Estate & Legacy Planning
Asset protection for
high-liability careers
For physicians, estate planning starts with protection, not just transfer. We build it around the liability your career carries.

Why it's different
Your liability is unlike other professions
Liability that follows you
Malpractice and personal-liability exposure reach further for physicians than almost any career. A judgment past your policy limits can touch personal assets.

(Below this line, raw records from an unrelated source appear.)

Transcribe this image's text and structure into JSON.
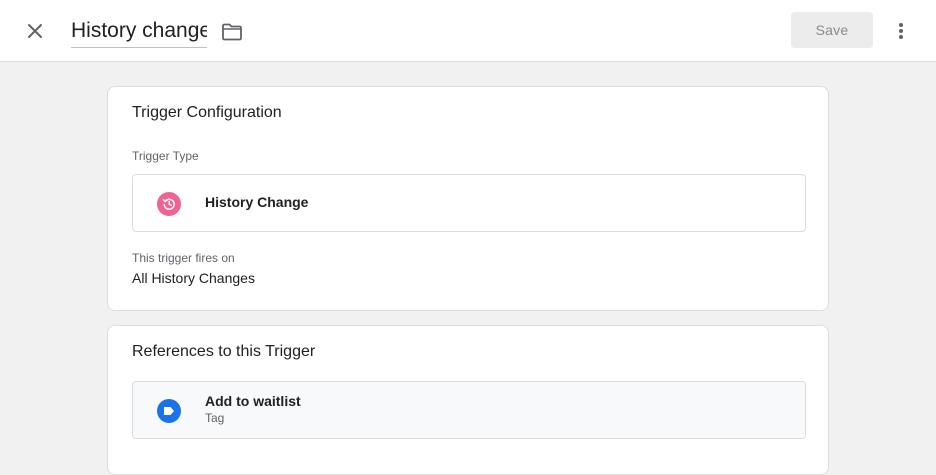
{
  "header": {
    "close_icon": "close-icon",
    "title": "History change",
    "folder_icon": "folder-icon",
    "save_label": "Save",
    "more_icon": "more-vert-icon"
  },
  "trigger_configuration": {
    "title": "Trigger Configuration",
    "type_label": "Trigger Type",
    "type_icon": "history-icon",
    "type_icon_color": "#f06292",
    "type_name": "History Change",
    "fires_label": "This trigger fires on",
    "fires_value": "All History Changes"
  },
  "references": {
    "title": "References to this Trigger",
    "items": [
      {
        "icon": "tag-icon",
        "icon_color": "#1a73e8",
        "name": "Add to waitlist",
        "kind": "Tag"
      }
    ]
  }
}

Rules that change by state
Asset-protection law varies sharply, and physicians are often licensed across several states at once. The plan has to account for each one.
Protection comes first
For physicians, estate planning starts with shielding what you've built, before transfer, and well before a claim is ever filed.
How it's built
Protect, then pass it on
A physician's estate plan is built in order, each stage resting on the one before it.
Protect
Asset-protection trusts and entity structures that shield accumulated wealth from creditor and malpractice claims, designed around your state and your specialty's exposure.
Structure
Revocable and irrevocable trusts, ILITs and SLATs where they fit, plus a full beneficiary and titling review so assets move as you intend and avoid probate.
Transfer
Annual gifting, lifetime-exemption planning, and generation-skipping strategy, so wealth that arrives late and compounds fast reaches family rather than tax.
Legacy
Charitable vehicles and practice-succession coordination, aligning your giving, your taxes, and what you ultimately leave behind.
Why now
The work has to be done before a claim
Asset protection built in response to a lawsuit rarely holds, the structures that work are the ones already in place when a claim is filed. The same is true of transfer: the strategies that move the most wealth need years to do their work.
We design the strategy and coordinate with your attorney for the drafting, then revisit it as your net worth, your practice, and the law all change.